The frontend can be accessed at http://localhost:8501
The application reads the ingestion sources from the backend.cfg.xml file defined under ./services/backend.
Per default the file directory ./data/uploads is watched and any files within are synced with the database.
You can use the frontend to ask questions.
There is also an api endpoint available: It uses a POST request and expects a JSON body.
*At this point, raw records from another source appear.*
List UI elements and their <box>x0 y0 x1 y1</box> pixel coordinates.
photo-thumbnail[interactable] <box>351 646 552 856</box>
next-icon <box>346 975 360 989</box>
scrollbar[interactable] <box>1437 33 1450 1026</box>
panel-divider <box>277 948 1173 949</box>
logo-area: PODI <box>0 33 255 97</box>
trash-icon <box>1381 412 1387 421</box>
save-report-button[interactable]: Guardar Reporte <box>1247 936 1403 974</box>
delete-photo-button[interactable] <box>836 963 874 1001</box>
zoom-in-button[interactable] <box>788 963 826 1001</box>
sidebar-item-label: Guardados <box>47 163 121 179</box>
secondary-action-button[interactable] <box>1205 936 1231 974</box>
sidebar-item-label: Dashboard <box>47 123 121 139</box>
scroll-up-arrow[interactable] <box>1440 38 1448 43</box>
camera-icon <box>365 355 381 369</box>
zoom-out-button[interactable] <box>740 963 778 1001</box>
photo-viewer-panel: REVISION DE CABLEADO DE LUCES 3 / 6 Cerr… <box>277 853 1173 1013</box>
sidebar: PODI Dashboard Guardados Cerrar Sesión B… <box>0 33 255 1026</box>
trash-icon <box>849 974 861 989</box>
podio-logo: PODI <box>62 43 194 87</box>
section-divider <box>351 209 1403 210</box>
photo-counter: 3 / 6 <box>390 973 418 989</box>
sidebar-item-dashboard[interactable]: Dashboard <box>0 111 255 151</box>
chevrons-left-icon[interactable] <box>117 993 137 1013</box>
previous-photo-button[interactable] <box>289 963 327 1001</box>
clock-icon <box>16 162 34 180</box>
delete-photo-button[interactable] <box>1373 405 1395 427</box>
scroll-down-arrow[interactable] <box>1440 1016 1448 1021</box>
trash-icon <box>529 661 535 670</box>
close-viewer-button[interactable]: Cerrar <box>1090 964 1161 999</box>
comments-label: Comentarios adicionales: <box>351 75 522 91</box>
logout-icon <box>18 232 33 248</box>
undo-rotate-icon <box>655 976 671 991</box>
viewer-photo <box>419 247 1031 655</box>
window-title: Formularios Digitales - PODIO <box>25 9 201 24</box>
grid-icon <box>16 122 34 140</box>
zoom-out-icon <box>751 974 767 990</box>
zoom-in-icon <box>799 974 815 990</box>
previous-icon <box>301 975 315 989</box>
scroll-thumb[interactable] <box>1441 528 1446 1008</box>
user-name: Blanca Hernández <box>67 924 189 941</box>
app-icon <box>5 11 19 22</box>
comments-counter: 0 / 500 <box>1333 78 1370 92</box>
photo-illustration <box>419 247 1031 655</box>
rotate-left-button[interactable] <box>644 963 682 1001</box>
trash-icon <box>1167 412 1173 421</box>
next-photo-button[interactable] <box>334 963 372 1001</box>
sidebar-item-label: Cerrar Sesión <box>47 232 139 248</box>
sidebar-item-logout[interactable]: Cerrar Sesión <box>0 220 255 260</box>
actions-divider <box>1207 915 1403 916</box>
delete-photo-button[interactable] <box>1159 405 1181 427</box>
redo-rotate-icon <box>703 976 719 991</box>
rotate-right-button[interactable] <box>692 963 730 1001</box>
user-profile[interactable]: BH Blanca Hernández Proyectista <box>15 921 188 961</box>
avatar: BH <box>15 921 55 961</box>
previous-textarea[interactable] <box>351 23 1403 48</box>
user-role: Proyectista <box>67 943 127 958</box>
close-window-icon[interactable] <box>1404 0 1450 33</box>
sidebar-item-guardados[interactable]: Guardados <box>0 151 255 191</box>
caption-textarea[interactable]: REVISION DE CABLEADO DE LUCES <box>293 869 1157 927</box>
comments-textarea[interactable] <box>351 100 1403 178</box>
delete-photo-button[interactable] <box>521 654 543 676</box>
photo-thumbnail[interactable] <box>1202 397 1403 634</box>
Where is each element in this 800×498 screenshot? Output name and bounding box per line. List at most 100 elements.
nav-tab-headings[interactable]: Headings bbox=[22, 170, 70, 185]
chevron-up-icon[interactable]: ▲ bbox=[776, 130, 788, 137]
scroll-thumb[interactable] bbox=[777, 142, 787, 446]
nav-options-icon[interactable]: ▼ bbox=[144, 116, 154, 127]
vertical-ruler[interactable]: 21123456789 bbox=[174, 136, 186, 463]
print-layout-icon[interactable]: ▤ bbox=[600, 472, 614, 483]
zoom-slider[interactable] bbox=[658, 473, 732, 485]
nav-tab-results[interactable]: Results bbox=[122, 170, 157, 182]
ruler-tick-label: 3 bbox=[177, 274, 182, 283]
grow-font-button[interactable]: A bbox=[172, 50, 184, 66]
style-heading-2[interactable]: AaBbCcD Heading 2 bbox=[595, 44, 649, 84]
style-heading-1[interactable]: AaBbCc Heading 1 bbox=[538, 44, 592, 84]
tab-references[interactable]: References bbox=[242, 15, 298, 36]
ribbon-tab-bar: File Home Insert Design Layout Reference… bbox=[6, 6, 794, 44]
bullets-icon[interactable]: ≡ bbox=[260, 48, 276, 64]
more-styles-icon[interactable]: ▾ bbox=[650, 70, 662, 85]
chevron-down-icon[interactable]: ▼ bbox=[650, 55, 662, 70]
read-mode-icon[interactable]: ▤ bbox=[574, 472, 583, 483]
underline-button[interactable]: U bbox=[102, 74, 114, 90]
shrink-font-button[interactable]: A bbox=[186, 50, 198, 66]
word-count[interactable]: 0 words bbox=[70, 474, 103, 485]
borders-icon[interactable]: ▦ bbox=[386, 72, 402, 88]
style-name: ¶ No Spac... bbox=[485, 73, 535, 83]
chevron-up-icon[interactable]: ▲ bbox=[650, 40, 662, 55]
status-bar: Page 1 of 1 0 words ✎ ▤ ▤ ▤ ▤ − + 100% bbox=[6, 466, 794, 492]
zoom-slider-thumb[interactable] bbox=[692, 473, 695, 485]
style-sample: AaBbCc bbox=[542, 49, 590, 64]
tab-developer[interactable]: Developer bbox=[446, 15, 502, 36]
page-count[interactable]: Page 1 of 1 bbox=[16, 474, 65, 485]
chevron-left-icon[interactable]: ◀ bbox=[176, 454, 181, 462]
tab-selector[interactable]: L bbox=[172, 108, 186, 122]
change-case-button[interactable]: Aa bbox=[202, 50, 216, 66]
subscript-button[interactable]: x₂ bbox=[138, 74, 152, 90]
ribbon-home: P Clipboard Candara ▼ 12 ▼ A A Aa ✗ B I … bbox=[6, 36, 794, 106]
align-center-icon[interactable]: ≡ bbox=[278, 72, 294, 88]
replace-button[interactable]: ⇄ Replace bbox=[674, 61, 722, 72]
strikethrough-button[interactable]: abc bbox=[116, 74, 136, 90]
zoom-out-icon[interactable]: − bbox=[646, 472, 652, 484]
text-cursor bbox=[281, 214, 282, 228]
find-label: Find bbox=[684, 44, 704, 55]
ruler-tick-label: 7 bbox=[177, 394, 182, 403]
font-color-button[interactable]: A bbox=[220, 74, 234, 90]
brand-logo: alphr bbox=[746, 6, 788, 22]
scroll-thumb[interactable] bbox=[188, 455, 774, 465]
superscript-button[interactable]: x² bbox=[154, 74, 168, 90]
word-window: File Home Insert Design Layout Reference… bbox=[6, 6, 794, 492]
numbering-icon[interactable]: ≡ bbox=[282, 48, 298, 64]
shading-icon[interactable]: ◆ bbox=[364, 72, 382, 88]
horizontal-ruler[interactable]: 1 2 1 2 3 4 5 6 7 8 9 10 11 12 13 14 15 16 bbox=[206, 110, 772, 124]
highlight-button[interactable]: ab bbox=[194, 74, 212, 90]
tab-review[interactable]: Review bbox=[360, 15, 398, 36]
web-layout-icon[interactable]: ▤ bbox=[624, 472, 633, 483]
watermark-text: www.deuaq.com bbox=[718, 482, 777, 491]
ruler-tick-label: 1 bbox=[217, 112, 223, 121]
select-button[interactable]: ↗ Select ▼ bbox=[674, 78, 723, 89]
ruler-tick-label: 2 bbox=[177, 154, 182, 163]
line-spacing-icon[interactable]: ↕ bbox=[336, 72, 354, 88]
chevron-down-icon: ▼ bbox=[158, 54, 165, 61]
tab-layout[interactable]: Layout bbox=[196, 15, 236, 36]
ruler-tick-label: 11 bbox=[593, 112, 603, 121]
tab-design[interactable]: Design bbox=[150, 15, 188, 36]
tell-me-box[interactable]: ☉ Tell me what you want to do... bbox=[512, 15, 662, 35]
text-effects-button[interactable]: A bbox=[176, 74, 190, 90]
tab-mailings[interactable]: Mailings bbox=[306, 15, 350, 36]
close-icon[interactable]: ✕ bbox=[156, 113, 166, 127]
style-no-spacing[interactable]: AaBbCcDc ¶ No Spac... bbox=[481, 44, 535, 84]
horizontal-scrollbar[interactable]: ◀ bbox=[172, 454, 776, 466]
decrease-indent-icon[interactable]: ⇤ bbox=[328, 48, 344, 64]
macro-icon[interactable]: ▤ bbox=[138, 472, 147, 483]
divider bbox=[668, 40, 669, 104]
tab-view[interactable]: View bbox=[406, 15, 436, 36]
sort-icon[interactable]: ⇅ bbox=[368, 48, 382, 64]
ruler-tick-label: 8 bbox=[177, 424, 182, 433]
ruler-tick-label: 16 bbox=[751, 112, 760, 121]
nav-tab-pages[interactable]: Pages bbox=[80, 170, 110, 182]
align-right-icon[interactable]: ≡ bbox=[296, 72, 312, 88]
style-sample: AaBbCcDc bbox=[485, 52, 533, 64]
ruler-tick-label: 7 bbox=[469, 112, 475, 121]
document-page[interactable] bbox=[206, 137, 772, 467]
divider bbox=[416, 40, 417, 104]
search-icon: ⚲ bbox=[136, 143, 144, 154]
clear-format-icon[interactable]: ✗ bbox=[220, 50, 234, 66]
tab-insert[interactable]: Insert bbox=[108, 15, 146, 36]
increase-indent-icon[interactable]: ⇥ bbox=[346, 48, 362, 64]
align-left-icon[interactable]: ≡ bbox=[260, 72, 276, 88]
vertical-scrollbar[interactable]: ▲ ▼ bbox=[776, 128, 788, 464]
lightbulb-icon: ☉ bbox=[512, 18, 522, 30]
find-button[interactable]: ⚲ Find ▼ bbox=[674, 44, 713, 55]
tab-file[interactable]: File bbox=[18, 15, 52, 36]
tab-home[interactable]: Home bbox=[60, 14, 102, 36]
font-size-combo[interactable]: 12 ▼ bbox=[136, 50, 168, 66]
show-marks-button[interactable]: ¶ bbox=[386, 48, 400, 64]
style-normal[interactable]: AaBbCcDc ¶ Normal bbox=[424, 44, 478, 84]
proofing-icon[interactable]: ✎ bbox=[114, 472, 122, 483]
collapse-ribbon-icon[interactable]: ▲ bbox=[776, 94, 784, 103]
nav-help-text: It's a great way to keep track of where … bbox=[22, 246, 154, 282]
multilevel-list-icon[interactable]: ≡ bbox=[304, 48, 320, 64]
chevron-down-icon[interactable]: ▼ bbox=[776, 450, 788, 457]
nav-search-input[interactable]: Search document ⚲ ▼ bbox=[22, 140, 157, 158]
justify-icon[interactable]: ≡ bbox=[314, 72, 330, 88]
curl -s -X POST "http://localhost:8000/generate" \
-H "Content-Type: application/json" \
-d '{
"query": "What is Nomad?"
}' | jqThe response will be a JSON object containing the answer and the context used:
{
"final_answer": "According to the provided context, Nomad is a flexible workload orchestrator...",
"generated_search_query": "Nomad is an open-source, distributed, and highly available cluster orchestrator...",
"retrieved_context": {
"/app/uploads/docs/what-is-nomad.mdx": {
"text_content": "# Introduction to Nomad\nWelcome to the intro guide...",
"best_score": 0.612345,
"retrieved_chunks": 5
},
"/app/uploads/docs/use-cases.mdx": {
"text_content": "# Use Cases\n## Docker container orchestration...",
"best_score": 0.589123,
"retrieved_chunks": 3
}
}
}The unit and integration tests for the backend service can be found in services/backend/tests. For detailed instructions on how to run the tests, please refer to the README in that directory.